Языковое мастерство – чрезвычайно важный, может быть даже важнейший, элемент писательского искусства. Но понятие художественного мастерства, по убеждению Гоголя, еще емче, ибо оно более непосредственно вбирает в себя все стороны произведения – и его форму и содержание. Вместе с тем и язык произведения никак не нейтрален по отношению к его содержанию. Понимание этой очень сложной и всегда индивидуально проявляющейся взаимосвязи внутри искусства художественного слова лежит в самой сути эстетической позиции Гоголя.

Внутренний мир героев «Миргорода» или «Мертвых душ» раскрывается во всем – в их образе мышления, в их отношении к людям и к самим себе, в их внешнем портрете и, разумеется, также в языке.

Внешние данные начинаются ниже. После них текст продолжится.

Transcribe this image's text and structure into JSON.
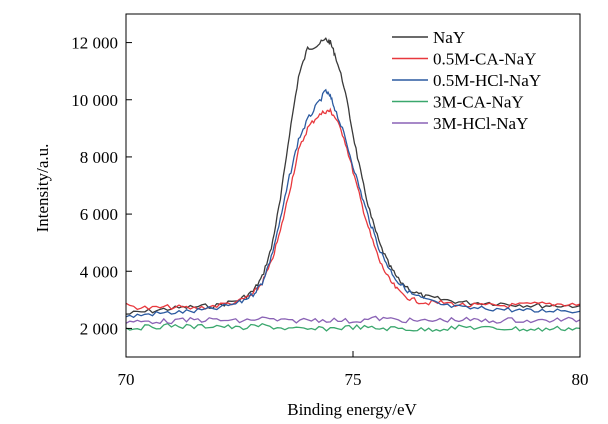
{
  "chart_data": {
    "type": "line",
    "xlabel": "Binding energy/eV",
    "ylabel": "Intensity/a.u.",
    "xlim": [
      70,
      80
    ],
    "ylim": [
      1000,
      13000
    ],
    "xticks": [
      {
        "value": 70,
        "label": "70"
      },
      {
        "value": 75,
        "label": "75"
      },
      {
        "value": 80,
        "label": "80"
      }
    ],
    "yticks": [
      {
        "value": 2000,
        "label": "2 000"
      },
      {
        "value": 4000,
        "label": "4 000"
      },
      {
        "value": 6000,
        "label": "6 000"
      },
      {
        "value": 8000,
        "label": "8 000"
      },
      {
        "value": 10000,
        "label": "10 000"
      },
      {
        "value": 12000,
        "label": "12 000"
      }
    ],
    "grid": false,
    "legend_position": "top-right",
    "series": [
      {
        "name": "NaY",
        "color": "#3a3a3a",
        "x": [
          70,
          70.5,
          71,
          71.5,
          72,
          72.5,
          72.8,
          73,
          73.2,
          73.4,
          73.6,
          73.8,
          74,
          74.2,
          74.4,
          74.5,
          74.6,
          74.8,
          75,
          75.2,
          75.4,
          75.6,
          75.8,
          76,
          76.3,
          76.6,
          77,
          77.5,
          78,
          78.5,
          79,
          79.5,
          80
        ],
        "y": [
          2500,
          2600,
          2700,
          2750,
          2800,
          3000,
          3300,
          3800,
          4800,
          6500,
          8800,
          10800,
          11800,
          11900,
          12100,
          12000,
          11600,
          10500,
          8800,
          7200,
          5900,
          4900,
          4200,
          3700,
          3300,
          3100,
          3000,
          2900,
          2900,
          2850,
          2800,
          2800,
          2800
        ]
      },
      {
        "name": "0.5M-CA-NaY",
        "color": "#e8383d",
        "x": [
          70,
          70.5,
          71,
          71.5,
          72,
          72.5,
          72.8,
          73,
          73.2,
          73.4,
          73.6,
          73.8,
          74,
          74.2,
          74.4,
          74.5,
          74.6,
          74.8,
          75,
          75.2,
          75.4,
          75.6,
          75.8,
          76,
          76.3,
          76.6,
          77,
          77.5,
          78,
          78.5,
          79,
          79.5,
          80
        ],
        "y": [
          2800,
          2700,
          2750,
          2700,
          2800,
          2950,
          3200,
          3600,
          4300,
          5400,
          6800,
          8200,
          9000,
          9400,
          9600,
          9600,
          9400,
          8700,
          7500,
          6300,
          5200,
          4300,
          3700,
          3300,
          3000,
          2900,
          2900,
          2800,
          2800,
          2800,
          2850,
          2850,
          2850
        ]
      },
      {
        "name": "0.5M-HCl-NaY",
        "color": "#2b5aa0",
        "x": [
          70,
          70.5,
          71,
          71.5,
          72,
          72.5,
          72.8,
          73,
          73.2,
          73.4,
          73.6,
          73.8,
          74,
          74.2,
          74.4,
          74.5,
          74.6,
          74.8,
          75,
          75.2,
          75.4,
          75.6,
          75.8,
          76,
          76.3,
          76.6,
          77,
          77.5,
          78,
          78.5,
          79,
          79.5,
          80
        ],
        "y": [
          2400,
          2500,
          2550,
          2600,
          2700,
          2900,
          3200,
          3600,
          4500,
          5800,
          7300,
          8600,
          9300,
          9800,
          10300,
          10100,
          9700,
          8800,
          7700,
          6600,
          5600,
          4700,
          4100,
          3600,
          3200,
          3000,
          2800,
          2700,
          2700,
          2650,
          2600,
          2650,
          2600
        ]
      },
      {
        "name": "3M-CA-NaY",
        "color": "#3aa76d",
        "x": [
          70,
          70.5,
          71,
          71.5,
          72,
          72.5,
          73,
          73.5,
          74,
          74.5,
          75,
          75.5,
          76,
          76.5,
          77,
          77.5,
          78,
          78.5,
          79,
          79.5,
          80
        ],
        "y": [
          2000,
          2050,
          2100,
          2050,
          2100,
          2000,
          2100,
          2000,
          1950,
          2000,
          2050,
          2000,
          2000,
          1950,
          2000,
          2050,
          2000,
          2000,
          1950,
          2000,
          2000
        ]
      },
      {
        "name": "3M-HCl-NaY",
        "color": "#8a62b5",
        "x": [
          70,
          70.5,
          71,
          71.5,
          72,
          72.5,
          73,
          73.5,
          74,
          74.5,
          75,
          75.5,
          76,
          76.5,
          77,
          77.5,
          78,
          78.5,
          79,
          79.5,
          80
        ],
        "y": [
          2200,
          2250,
          2250,
          2300,
          2300,
          2250,
          2350,
          2250,
          2300,
          2300,
          2250,
          2350,
          2300,
          2250,
          2300,
          2300,
          2250,
          2300,
          2250,
          2300,
          2300
        ]
      }
    ]
  }
}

Гоголь всегда тонко и точно использует речевой материал персонажа в качестве средства его социальной и психологической характеристики. Белинский первым обратил внимание на то, что Гоголь «заставляет говорить своих героев сообразно с их характерами». Эта особенность гоголевской прозы приводила в восторг самых вдумчивых и взыскательных русских писателей.

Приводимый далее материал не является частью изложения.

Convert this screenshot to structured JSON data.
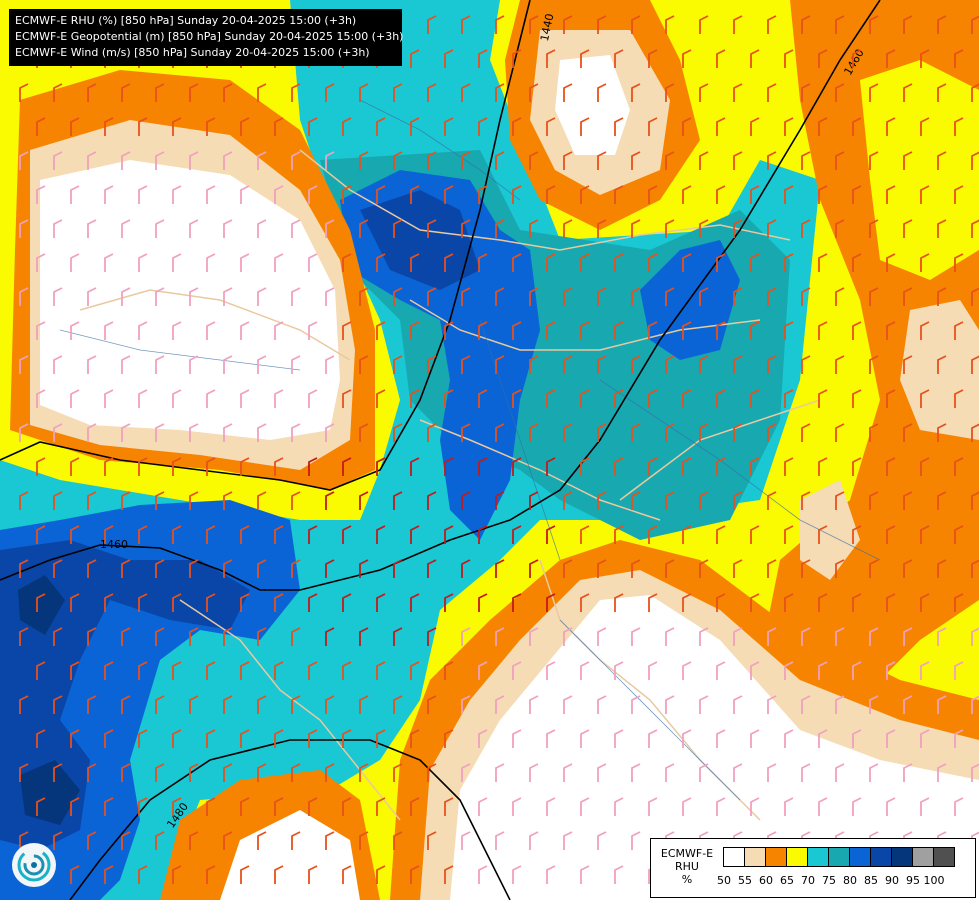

Даже Лев Толстой, которому многое в художественной системе Гоголя не нравилось, приходил в восторг от того, как искусно и натурально гоголевские персонажи разговаривают: «Замечательно, что когда он описывает что-нибудь, выходит плохо, а как только действующие лица начнут говорить – хорошо».[203] Речь гоголевских персонажей – неотъемлемая грань их характера, их духовного склада.

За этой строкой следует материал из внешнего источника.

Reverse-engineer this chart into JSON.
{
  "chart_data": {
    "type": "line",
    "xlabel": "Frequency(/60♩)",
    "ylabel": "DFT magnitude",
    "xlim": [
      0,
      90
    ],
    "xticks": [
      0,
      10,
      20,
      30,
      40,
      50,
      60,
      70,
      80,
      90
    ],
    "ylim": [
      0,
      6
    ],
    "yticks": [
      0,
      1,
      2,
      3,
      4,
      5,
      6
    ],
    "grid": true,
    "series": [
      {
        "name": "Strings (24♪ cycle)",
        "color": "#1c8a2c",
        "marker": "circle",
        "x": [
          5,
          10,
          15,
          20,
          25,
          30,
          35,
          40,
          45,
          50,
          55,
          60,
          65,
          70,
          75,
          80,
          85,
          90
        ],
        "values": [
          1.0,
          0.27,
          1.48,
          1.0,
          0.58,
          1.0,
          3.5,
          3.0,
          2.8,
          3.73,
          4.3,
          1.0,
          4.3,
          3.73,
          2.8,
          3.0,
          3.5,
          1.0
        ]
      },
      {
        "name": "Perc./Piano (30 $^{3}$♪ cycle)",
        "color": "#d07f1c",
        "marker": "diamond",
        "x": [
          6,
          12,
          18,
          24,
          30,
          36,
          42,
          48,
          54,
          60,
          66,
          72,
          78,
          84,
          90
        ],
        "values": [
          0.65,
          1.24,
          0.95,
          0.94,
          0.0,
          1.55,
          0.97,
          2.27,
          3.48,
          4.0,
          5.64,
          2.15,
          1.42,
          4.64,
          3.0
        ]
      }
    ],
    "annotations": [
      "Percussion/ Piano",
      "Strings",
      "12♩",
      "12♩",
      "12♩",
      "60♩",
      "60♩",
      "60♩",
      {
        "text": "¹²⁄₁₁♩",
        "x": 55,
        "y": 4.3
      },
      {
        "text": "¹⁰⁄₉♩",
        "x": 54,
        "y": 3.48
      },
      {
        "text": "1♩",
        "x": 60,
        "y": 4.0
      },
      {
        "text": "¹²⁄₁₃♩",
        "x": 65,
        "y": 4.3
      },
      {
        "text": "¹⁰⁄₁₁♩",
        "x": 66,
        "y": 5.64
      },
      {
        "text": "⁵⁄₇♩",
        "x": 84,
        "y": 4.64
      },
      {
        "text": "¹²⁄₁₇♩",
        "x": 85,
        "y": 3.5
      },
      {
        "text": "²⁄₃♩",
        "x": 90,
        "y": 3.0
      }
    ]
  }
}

Едва ли не самый наглядный тому пример – Чичиков. Его речевая «партитура» поразительна по своему разнообразию.

Деловитость и приятность в обхождении помогали Чичикову завязывать отношения с нужными людьми и добиваться их расположения. Он великолепно умел ориентироваться в любой обстановке, «во всем как-то умел найтиться». При этом в каждой ситуации Чичиков ведет себя по-разному. Он гибок и изворотлив. Смотря по обстоятельствам изменяется характер и тон его разговора: в одном случае он сентиментален и льстив, в другом – почтителен и угодлив, в третьем – сдержан и деловит, в четвертом – развязен и груб и т. д. Соответственно меняется и речь Чичикова. В каждой ситуации он предстает в новой маске. И всякий раз ей соответствует какая-нибудь стилистическая примета его языка.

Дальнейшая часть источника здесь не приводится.